June 27, 2016 by Paul Goldsmith
If you thought we were done with major political decisions until 2020, you’ve got another think coming. Whoever the Tories elect as their new leader, and thus Prime Minister, should, for both democratic and political reasons, call a General Election immediately.
The reason for this are as follows:
Firstly, the vote to leave is a material change in the situation our country is in. In requires a strategy for the renegotiation of our place in the world that ideally will be endorsed by the British people through the doctrine of the manifesto (the document political parties produce at elections which lists policies that, should they be in government, they have a mandate to implement).

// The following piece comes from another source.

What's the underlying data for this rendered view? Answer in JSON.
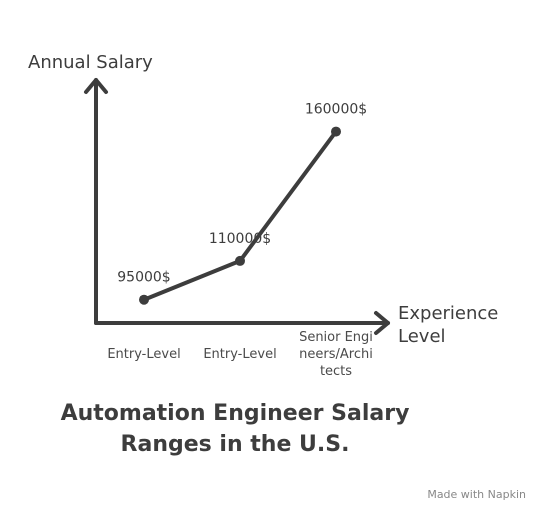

Secondly, about 500 MPs supported the Remain side in this referendum and are not going to be comfortable blindly supporting the provisions that have to be put in place in terms of treaty agreements to leave the EU. Therefore, some of them need to consider their position in Parliament and may welcome a chance to do so. Effectively, Parliament is officially at odds with the people over an incredibly important issue (the way we are governed), and as our representatives, that may not be a tenable situation.
Thirdly, and this is political, the Labour Party are in what I shall call electability turmoil. If Jeremy Corbyn is still in place as leader when the new Conservative PM walks into 10 Downing Street, they would be mad not to walk straight out again and call an election, because the Tories would not just win, they would extend their majority by a long way. Even if Corbyn is defenestrated, which looks possible this week in terms of at least the possibility of also having a Labour leadership election, the replacement, should there be one (and the members might still re-elect Corbyn, will still be unlikely to be someone swing voters will move to. The Party isn’t ready to elect Dan Jarvis, Chuka Umuna, David Miliband (if he comes back), yet as they are too “right wing” but the electorate just isn’t where the party is at the moment. So the Conservatives have a chance to extend their majority and extend their time in Government until at least 2022 if a General election is called now.
Fourthly – and this is about a combination of our political culture, expectations and the issue of democratic consent – a new Prime Minister, who will have been chosen first by Tory MPs whittling the options down to two and then 150,000 Conservative party members picking the winner. When Gordon Brown acceded unopposed to be Prime Minister in 2007 there was clamour for him to renew his democratic mandate by calling a General election. Brown didn’t do so and this is widely to be considered to have been a mistake firstly because the financial crisis hadn’t hit so he was in the best position he was ever going to have been, and secondly because he looked like he was ducking out of asking the electorate to endorse his Premiership. The new Tory Prime Minister may be in the best position politically they will ever be in, and so it will be a good time to call that election.
Of course, at the moment they are not actually in a legal position to do so. The Fixed Term Parliament Act specifically legislates against a Prime Minister calling elections at their own discretion. Essentially the next General Election date is set already for May 2020.
But there are ways out. Firstly if two thirds of Parliament vote to have a General Election it can happen. Secondly, if there is a vote of no confidence in the Government, particularly following a Budget or Queen’s Speech. Thirdly, the Fixed Term Parliament Act can be repealed. The first way might happen, no PM is likely to want to be forced by the second way, and the third way depends on what Parliament actually thinks of the Act itself, and it might be something that is good for the country in terms of political stability.
We are in uncharted waters, and no-one likes uncertainty, but it could be said that a quick General Election could actually reduce uncertainty. Again, we shall see.